Chocs des prix de l’énergie et pressions inflationnistes
L’économie thaïlandaise, fortement dépendante des importations de pétrole et de gaz, est particulièrement sensible aux perturbations des marchés mondiaux de l’énergie.
L’Iran, membre clé de l’OPEP, joue un rôle essentiel dans l’approvisionnement mondial en pétrole, et son contrôle du détroit d’Ormuz, par lequel transite 20 % du commerce mondial du pétrole, amplifie son influence.
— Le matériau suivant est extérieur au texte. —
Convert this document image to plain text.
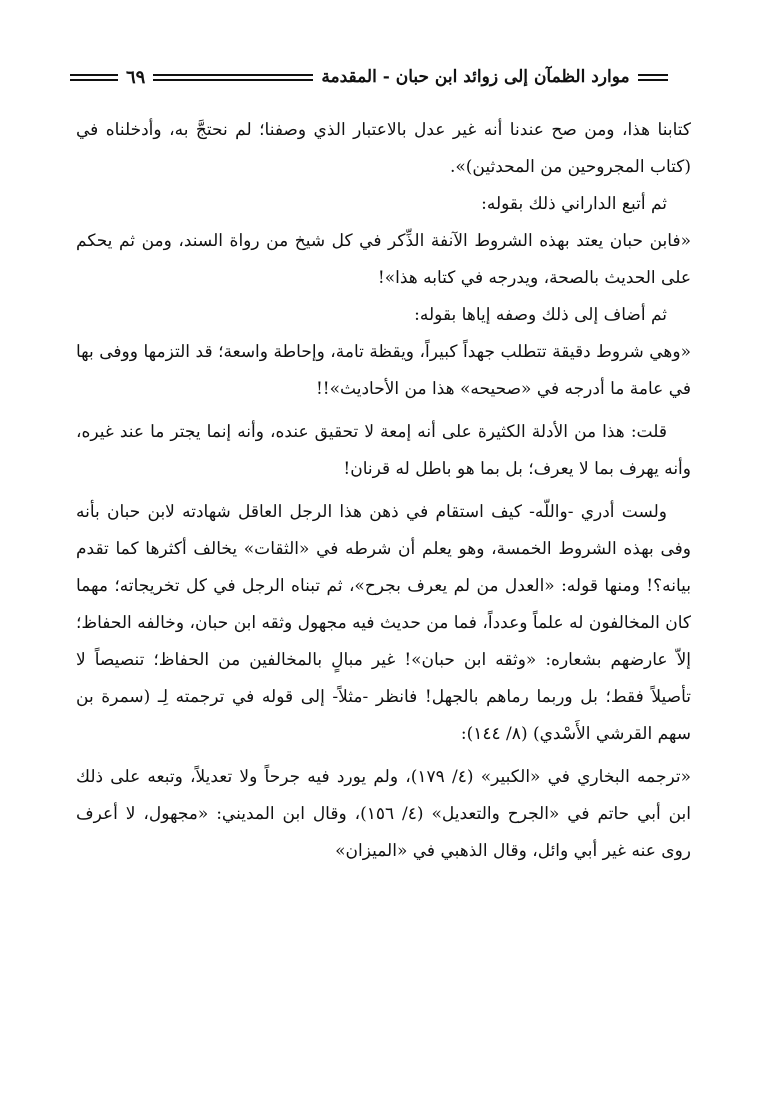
٦٩	موارد الظمآن إلى زوائد ابن حبان - المقدمة

كتابنا هذا، ومن صح عندنا أنه غير عدل بالاعتبار الذي وصفنا؛ لم نحتجَّ به، وأدخلناه في (كتاب المجروحين من المحدثين)».

ثم أتبع الداراني ذلك بقوله:

«فابن حبان يعتد بهذه الشروط الآنفة الذِّكر في كل شيخ من رواة السند، ومن ثم يحكم على الحديث بالصحة، ويدرجه في كتابه هذا»!

ثم أضاف إلى ذلك وصفه إياها بقوله:

«وهي شروط دقيقة تتطلب جهداً كبيراً، ويقظة تامة، وإحاطة واسعة؛ قد التزمها ووفى بها في عامة ما أدرجه في «صحيحه» هذا من الأحاديث»!!

قلت: هذا من الأدلة الكثيرة على أنه إمعة لا تحقيق عنده، وأنه إنما يجتر ما عند غيره، وأنه يهرف بما لا يعرف؛ بل بما هو باطل له قرنان!

ولست أدري -واللّه- كيف استقام في ذهن هذا الرجل العاقل شهادته لابن حبان بأنه وفى بهذه الشروط الخمسة، وهو يعلم أن شرطه في «الثقات» يخالف أكثرها كما تقدم بيانه؟! ومنها قوله: «العدل من لم يعرف بجرح»، ثم تبناه الرجل في كل تخريجاته؛ مهما كان المخالفون له علماً وعدداً، فما من حديث فيه مجهول وثقه ابن حبان، وخالفه الحفاظ؛ إلاّ عارضهم بشعاره: «وثقه ابن حبان»! غير مبالٍ بالمخالفين من الحفاظ؛ تنصيصاً لا تأصيلاً فقط؛ بل وربما رماهم بالجهل! فانظر -مثلاً- إلى قوله في ترجمته لِـ (سمرة بن سهم القرشي الأَسْدي) (٨/ ١٤٤):

«ترجمه البخاري في «الكبير» (٤/ ١٧٩)، ولم يورد فيه جرحاً ولا تعديلاً، وتبعه على ذلك ابن أبي حاتم في «الجرح والتعديل» (٤/ ١٥٦)، وقال ابن المديني: «مجهول، لا أعرف روى عنه غير أبي وائل، وقال الذهبي في «الميزان»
Les récentes hostilités entre Israël et l’Iran ont déjà fait grimper les prix du pétrole, les contrats à terme sur le Brent ayant bondi en raison des craintes de perturbations de l’approvisionnement.
Pour la Thaïlande, qui importe plus de 80 % de ses besoins énergétiques, cela se traduit par une hausse des coûts du carburant et de l’électricité.
La hausse des prix de l’énergie risque d’alimenter l’inflation, augmentant le coût des transports, de la fabrication et des biens de consommation.
Le secteur industriel thaïlandais, notamment l’automobile et l’électronique, pourrait voir ses marges se réduire, tandis que les ménages pourraient subir une augmentation du coût de la vie, en particulier pour l’alimentation et les services publics.
Le gouvernement thaïlandais, déjà aux prises avec la reprise économique post-COVID, pourrait devoir mettre en place des subventions ou puiser dans ses réserves stratégiques de pétrole pour stabiliser les prix.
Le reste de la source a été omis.